Обход закончился. Заведующий отделением Шорх, худой, сутулый мужчина в толстых роговых очках, делающих его похожим на огромного майского жука, вышел из помещения, на ходу застёгивая плащ. Он поздоровался с Яковом, посмотрел на зеленеющие газоны и, покашливая, направился к стоящей у забора «эмке».
-А я к вам, Осип Самойлович,- поднялся Яков.- Поговорить хотел.
Шорх остановился, снял очки и близоруко прищурился.
-При всём желании, голубчик, сейчас не могу. В поликлинику спешу, приём у меня,- он подошёл к машине и открыл дверцу.- Вот дочку выписывать будем, тогда и поговорим. Не возражаете?
-Ну, что ж…
Яков проводил взглядом отъехавший автомобиль, поднял с земли прутик и, вновь усевшись на скамью, принялся чертить им на земле всевозможных зверушек и человечков.
Детишек выпускали гулять. Держась за руки нянь, они спускались с крыльца, удивлённо разглядывая сидящего неподалеку офицера.
-Это Надькин отец!- донеслось до слуха Якова.- Он, когда на фронте был, её в капусте нашёл!
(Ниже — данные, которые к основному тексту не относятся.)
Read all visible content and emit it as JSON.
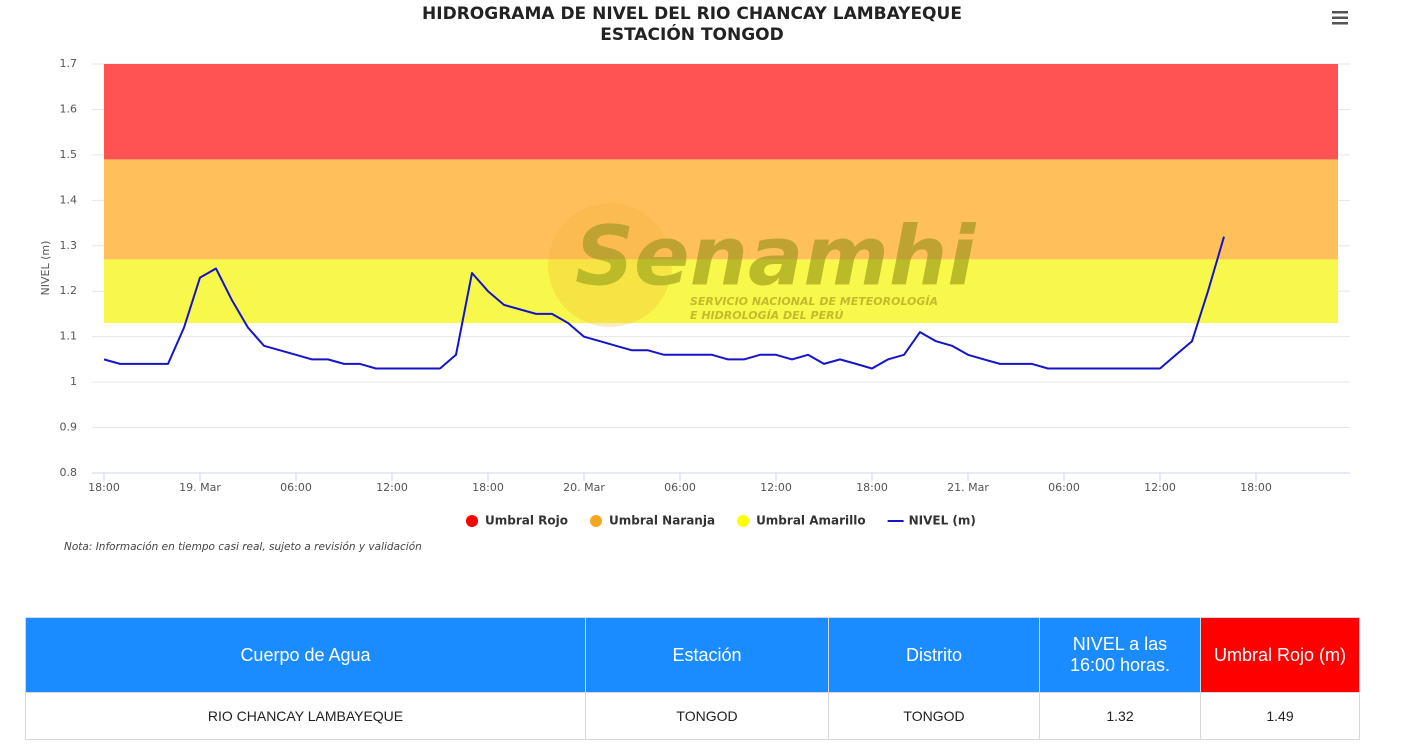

Яков рассмеялся, представив себе капустный плацдарм и лежащую среди вилков Надюшку в нарядной розовой упаковке. Тётя Тася, возвращаясь из прачечной с узлом белья, окликнула его.
-Всё сидишь?
-Сижу.- Он отбросил прутик.- Не спешит моя барышня, ждать заставляет.
-Сейчас я её приведу.
Таисия ушла и через минуту вернулась с Надюшкой.
-Вон твой папка пришёл!
Надюшка в халате до пят и бязевой косынке, покрывающей её остриженную головку, заспешила к отцу. Он усадил её себе на колени, достал из кармана большое краснобокое яблоко.
-Это тебе братец – кролик прислал. Помнишь братца – кролика?
-Помню. И лисичку- сестьичку помню.
Она теребила отца за погоны, считала пуговицы на его кителе.
-Мы скоя домой пойдём?
-Скоро. Как доктор разрешит, так и отправимся. Папа дома ремонт сделал и игрушек новых купил. А ещё портрет твой в фотографии увеличил и повесил над кроваткой. Тебя не было, а портретик висел. И мне казалось, что ты не в больнице, а дома.
-И мамин пойтьет тозе?- спросила Надюшка.
-И мамин тоже,- улыбнулся Яков.- Ты же знаешь, он всегда с нами.
-И твой?
-Моего пока нет. Но если ты настаиваешь…
-Да,- сказала она.- Ты хоёсий. Я тебя юбью. Хоцесь яблока?
-Нет,- улыбнулся Яков.- Скоро отпуск будет, и мы с тобой поедем далеко – далеко, где много яблок и винограда.
-К маме?- встрепенулась Надюшка.
-В Молдавию… Там папа родился и вырос.
-А мама?- требовательно спросила она.- Она уехая даеко - даеко, а мы пьиедем и забеём её. Пьявда?
-Правда… Только… как бы тебе объяснить… Мама не туда уехала, куда поедем мы. Мама…
Он не договорил.
По дорожке, ведущей от взрослого отделения к детскому, шла Женя с каким-то высоким парнем в сером костюме. Парень что-то говорил ей, временами осторожно дотрагиваясь до её локтя, но она слушала его рассеянно и всё приглядывалась к играющим во дворе ребятишкам.
Надюшка увидела её и заволновалась. Полузабытое тревожное воспоминание мелькнуло в маленькой головке. Она вопросительно посмотрела на отца и дёрнула его за рукав.
-Мама?- шевельнулись губёнки .
-Нет,- хотел сказать Яков, и не смог.
Женя отворила калитку, и вошла во двор. Парень остановился у ограды, глядя ей вслед.
Надюшка затопталась на месте. Казалось, что она вот- вот заплачет. Яков не выдержал её взгляда и отвернулся. Сейчас он не в силах был ни обмануть, ни сказать ей правду.
Яблоко покатилось по земле. Пронзительный детский крик взметнулся в воздухе:
-Ма-а-ама-а!
Раскинув ручонки, путаясь в длинных полах, Надюшка побежала. Она наступила на халат, споткнулась, и чуть не упала, но Женя успела её подхватить. Судорожно обняв девушку, словно боясь потерять, Надюшка лепетала отчаянные непривычные слова.
-Я зная, сто ты пьидёшь! Я зная… Они говоии, сто у меня нет мамы. А тётя сказая, сто ты есть. И папа тозе…
Она оторвалась от растерявшейся девушки и ликующе закричала на весь двор:
- Это моя мама!.. Моя мама!
Будто сквозь дым, разъедающий и застлавший глаза, Яков видел побледневшее лицо Жени. Ноги его налились тяжестью, но он пересилил себя и поднялся. Он ещё не знал, что сулит ему эта встреча. Всё было неясно, как неделю, как месяц, как год тому назад.
Но свистели скворцы. Но смеялись детишки. И кровь гудела в висках беспокойно и яростно. Мир был полон красок, созвучий, запахов. И нужно было жить и бороться за свою любовь, за свою судьбу, за свою надежду.
Привычным жестом оправив китель, Яков помедлил мгновение и шагнул вперёд.